Kucherov leads the NHL in points per game, leads in four-point games with eight, leads in assists per game at 1.21, and holds a 46-point gap over Tampa Bay's second-leading scorer Jake Guentzel, which is a larger separation than McDavid holds over Draisaitl or MacKinnon holds over Martin Necas. 

MacKinnon leads the Rocket Richard race with 48 goals (117 total points) and has the advantage of anchoring the NHL's top team, which has historically mattered to Hart voters who weigh team success heavily. 

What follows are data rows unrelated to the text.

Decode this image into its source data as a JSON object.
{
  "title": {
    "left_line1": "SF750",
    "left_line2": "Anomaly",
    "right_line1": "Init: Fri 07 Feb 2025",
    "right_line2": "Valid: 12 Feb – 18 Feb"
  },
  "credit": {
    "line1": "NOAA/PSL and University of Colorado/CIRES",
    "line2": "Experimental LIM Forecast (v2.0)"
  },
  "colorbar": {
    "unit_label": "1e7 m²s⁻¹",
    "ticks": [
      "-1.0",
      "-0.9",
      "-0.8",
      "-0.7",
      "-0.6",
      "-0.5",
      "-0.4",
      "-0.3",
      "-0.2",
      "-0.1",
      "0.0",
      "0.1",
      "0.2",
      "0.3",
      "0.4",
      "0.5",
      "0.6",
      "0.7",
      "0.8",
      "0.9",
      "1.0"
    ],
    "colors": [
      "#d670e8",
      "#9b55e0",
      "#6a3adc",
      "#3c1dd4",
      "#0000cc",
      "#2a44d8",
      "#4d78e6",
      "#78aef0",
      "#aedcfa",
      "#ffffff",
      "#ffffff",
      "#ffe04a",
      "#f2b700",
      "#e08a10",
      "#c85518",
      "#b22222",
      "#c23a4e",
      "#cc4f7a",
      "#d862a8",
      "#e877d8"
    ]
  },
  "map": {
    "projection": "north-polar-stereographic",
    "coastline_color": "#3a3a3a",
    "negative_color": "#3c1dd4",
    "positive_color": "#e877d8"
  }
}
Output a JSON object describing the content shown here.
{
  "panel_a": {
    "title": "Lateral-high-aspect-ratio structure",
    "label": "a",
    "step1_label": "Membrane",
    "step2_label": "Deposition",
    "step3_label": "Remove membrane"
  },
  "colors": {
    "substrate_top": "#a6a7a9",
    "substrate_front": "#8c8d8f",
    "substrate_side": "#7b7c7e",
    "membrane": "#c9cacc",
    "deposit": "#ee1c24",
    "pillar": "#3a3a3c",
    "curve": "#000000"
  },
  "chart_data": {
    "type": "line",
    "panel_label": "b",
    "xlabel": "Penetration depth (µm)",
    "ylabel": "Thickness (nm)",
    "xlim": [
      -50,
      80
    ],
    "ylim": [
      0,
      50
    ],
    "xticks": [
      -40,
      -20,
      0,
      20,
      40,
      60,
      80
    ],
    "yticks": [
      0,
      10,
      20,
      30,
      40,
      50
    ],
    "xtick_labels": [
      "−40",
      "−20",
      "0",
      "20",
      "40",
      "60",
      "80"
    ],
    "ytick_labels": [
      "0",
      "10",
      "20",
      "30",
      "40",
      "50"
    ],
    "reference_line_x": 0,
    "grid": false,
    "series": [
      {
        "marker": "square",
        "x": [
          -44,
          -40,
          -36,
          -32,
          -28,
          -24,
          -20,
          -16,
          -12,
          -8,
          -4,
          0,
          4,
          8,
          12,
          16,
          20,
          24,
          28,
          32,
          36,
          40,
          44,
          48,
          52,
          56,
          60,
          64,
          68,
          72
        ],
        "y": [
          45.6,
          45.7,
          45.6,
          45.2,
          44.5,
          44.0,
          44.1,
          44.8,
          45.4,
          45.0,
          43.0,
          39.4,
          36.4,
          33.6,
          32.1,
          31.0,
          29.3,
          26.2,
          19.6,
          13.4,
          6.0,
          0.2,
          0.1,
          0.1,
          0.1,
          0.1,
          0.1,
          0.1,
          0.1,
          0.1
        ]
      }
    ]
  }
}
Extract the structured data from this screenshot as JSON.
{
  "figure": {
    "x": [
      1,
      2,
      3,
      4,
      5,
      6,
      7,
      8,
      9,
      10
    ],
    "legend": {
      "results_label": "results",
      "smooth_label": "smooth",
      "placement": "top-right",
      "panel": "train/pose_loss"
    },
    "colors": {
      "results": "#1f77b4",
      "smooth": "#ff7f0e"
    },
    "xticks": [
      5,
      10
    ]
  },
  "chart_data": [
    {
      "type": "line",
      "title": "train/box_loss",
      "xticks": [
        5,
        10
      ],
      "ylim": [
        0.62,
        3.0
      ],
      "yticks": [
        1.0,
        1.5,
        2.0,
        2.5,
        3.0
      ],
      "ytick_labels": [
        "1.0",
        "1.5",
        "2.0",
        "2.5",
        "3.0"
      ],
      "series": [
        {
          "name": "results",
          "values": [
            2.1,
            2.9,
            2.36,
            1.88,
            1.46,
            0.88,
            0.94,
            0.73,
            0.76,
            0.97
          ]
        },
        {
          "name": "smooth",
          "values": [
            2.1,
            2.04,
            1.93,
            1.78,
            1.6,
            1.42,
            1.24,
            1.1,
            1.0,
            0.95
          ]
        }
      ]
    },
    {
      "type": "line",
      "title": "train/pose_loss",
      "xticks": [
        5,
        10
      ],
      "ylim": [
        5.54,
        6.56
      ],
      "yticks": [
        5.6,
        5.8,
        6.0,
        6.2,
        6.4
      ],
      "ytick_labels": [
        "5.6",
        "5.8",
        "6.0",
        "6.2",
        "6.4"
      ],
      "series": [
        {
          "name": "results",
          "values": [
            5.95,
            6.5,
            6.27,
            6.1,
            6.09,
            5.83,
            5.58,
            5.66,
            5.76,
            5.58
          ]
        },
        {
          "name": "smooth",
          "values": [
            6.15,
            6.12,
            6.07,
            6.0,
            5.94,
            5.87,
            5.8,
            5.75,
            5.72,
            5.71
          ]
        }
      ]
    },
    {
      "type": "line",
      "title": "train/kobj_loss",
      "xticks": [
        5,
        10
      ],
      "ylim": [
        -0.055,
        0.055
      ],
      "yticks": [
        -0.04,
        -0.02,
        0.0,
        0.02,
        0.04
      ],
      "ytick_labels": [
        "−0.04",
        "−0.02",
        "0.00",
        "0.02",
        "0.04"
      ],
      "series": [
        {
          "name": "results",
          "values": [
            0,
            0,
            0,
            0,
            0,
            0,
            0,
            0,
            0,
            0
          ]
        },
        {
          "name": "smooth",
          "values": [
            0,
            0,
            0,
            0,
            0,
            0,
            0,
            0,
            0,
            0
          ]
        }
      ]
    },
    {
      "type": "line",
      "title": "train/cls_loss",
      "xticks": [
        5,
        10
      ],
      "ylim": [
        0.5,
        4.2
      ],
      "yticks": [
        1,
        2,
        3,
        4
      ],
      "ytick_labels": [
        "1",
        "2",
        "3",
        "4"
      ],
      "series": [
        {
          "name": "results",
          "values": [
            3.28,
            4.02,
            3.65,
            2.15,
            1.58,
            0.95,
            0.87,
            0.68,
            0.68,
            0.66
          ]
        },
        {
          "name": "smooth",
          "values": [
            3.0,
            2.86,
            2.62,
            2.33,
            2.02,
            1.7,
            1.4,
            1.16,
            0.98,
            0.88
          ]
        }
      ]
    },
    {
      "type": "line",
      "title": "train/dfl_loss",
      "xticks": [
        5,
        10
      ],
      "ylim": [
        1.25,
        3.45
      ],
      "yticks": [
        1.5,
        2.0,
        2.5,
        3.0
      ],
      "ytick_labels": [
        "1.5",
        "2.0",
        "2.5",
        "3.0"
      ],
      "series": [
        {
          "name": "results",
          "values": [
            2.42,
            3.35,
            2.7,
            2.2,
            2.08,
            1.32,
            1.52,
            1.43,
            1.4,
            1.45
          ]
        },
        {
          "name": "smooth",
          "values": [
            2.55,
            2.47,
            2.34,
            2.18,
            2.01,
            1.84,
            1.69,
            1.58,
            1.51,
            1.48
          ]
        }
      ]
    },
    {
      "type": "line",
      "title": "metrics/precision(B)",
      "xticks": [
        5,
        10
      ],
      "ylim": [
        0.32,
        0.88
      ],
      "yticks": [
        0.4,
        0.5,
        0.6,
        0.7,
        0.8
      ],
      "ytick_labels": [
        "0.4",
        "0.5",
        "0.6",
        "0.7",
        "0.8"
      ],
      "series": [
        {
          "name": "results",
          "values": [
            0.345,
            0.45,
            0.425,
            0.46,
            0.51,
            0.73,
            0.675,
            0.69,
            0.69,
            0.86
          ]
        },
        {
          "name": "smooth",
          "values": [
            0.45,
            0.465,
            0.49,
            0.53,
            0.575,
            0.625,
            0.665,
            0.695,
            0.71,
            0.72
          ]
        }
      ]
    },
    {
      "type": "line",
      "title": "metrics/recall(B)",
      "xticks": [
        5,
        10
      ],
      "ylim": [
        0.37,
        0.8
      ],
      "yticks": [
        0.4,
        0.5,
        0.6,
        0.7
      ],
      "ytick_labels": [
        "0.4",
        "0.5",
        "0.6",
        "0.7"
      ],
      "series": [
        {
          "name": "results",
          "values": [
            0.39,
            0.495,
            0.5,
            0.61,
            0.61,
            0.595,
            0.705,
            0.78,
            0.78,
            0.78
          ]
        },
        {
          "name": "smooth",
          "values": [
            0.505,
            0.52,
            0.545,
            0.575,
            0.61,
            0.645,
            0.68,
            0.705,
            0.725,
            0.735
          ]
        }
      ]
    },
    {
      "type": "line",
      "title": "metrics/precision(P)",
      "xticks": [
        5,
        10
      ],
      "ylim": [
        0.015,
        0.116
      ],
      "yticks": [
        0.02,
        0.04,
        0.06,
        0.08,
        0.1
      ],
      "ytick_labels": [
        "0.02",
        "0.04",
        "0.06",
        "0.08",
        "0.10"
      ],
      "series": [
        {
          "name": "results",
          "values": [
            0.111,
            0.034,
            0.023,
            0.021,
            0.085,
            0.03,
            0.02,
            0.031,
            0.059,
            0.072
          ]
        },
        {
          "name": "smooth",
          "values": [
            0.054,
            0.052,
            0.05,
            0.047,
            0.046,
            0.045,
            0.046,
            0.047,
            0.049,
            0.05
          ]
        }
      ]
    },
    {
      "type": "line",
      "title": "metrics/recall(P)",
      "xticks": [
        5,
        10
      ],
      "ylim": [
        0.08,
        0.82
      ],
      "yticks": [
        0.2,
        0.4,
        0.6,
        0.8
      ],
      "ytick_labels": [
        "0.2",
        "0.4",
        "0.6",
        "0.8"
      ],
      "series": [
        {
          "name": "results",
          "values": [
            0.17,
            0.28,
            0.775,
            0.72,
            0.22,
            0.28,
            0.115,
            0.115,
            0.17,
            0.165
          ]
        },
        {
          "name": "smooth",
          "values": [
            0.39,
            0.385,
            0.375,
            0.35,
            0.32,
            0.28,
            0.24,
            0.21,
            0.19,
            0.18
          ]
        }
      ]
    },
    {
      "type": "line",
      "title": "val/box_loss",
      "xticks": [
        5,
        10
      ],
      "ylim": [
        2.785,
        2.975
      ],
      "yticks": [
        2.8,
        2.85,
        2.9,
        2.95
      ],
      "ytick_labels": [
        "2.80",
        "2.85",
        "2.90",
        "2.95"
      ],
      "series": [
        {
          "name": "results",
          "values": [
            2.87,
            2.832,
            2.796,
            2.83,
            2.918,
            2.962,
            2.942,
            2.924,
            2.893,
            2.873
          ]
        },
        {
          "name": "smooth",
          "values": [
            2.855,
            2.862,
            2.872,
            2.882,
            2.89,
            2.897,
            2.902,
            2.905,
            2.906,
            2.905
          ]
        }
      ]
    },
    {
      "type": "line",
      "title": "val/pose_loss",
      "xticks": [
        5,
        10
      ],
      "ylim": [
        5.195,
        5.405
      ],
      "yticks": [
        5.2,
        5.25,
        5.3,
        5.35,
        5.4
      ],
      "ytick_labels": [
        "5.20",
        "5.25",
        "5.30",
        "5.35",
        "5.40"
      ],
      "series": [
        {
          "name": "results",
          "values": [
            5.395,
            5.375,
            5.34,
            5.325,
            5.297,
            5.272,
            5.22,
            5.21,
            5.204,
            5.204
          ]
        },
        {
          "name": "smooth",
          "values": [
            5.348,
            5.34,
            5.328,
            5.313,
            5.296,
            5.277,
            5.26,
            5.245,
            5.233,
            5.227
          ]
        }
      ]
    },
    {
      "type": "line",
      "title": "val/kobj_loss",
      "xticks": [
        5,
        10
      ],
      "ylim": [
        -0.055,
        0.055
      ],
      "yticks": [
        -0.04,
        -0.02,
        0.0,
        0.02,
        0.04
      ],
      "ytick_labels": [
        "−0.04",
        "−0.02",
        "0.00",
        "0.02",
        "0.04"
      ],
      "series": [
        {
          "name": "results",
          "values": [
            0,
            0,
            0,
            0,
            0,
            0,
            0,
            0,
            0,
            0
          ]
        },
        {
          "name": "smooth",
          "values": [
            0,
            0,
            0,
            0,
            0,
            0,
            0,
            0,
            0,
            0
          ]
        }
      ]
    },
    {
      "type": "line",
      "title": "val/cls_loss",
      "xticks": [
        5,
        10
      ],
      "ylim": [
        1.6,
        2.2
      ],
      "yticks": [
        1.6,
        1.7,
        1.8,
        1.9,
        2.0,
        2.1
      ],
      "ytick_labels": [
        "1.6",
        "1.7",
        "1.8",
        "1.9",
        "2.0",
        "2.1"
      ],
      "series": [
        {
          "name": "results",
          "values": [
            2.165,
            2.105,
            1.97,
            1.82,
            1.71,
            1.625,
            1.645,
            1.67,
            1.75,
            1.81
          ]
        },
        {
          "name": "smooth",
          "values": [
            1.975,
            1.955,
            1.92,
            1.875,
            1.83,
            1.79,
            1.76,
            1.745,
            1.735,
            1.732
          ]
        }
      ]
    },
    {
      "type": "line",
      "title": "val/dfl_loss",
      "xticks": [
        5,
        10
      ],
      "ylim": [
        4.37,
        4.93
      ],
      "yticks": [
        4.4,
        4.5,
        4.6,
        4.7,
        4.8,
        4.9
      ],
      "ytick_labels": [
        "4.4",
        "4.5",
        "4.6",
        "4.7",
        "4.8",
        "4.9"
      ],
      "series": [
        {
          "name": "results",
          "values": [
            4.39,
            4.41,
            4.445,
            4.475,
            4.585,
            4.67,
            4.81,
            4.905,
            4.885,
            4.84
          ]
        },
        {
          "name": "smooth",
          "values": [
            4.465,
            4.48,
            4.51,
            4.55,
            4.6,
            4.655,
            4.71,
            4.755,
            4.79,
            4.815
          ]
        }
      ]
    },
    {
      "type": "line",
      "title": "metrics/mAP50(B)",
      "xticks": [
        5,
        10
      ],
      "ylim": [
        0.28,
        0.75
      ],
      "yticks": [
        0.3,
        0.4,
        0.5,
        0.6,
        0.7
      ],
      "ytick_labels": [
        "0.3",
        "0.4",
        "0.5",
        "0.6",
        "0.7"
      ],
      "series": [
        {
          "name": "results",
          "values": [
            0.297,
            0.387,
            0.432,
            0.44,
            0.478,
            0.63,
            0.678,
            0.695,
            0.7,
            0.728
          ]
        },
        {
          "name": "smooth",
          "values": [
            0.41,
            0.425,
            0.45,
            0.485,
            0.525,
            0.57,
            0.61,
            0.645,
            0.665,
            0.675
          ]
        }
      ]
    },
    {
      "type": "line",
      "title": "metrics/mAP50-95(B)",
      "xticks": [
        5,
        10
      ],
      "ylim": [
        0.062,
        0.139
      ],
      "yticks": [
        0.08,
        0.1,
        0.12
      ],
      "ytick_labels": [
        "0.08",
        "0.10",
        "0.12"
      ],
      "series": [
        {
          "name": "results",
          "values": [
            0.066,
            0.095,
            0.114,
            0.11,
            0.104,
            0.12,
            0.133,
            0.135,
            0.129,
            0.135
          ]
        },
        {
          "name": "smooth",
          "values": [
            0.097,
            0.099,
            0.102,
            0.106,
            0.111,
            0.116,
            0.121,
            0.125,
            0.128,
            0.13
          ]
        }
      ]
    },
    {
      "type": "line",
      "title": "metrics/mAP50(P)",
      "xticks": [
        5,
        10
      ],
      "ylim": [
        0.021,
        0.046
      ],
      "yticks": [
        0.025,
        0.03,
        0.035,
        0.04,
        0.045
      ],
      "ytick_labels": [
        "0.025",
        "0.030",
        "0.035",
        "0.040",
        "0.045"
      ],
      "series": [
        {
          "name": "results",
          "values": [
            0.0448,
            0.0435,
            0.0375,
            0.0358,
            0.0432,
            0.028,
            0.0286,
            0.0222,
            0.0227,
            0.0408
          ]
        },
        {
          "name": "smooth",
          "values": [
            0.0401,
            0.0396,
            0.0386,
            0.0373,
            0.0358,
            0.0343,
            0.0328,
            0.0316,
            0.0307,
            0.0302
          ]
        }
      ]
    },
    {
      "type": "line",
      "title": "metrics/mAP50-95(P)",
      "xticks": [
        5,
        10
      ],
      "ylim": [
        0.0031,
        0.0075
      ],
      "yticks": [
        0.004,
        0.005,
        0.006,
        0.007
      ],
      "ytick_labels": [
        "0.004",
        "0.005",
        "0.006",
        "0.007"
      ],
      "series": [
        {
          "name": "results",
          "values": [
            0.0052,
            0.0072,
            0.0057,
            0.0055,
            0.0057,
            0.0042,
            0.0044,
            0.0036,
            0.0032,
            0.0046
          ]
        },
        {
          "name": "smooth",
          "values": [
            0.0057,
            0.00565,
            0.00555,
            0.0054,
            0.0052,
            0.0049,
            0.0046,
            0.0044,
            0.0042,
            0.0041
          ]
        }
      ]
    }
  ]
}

McDavid, despite sitting tied with Kucherov in total points, has played six more games, giving the Lightning winger a solid efficiency edge with games still remaining. 

Macklin Celebrini has also quietly crashed this conversation with 96 points on the San Jose Sharks, a 49-point gap over his nearest teammate that is nearly unprecedented for a 19-year-old. 

He's gone ice-cold recently, however, as the Sharks plummet in the standings, recording just two assists in his last six games. Not shockingly, the Sharks have lost all six of those games. That tells you something.

If San Jose somehow sneaks into the playoffs, his name belongs in the conversation, but that doesn't look like it'll happen.

But right now, this looks like a two-horse race between Kucherov and MacKinnon, with McDavid a long shot to win his fourth Hart Trophy.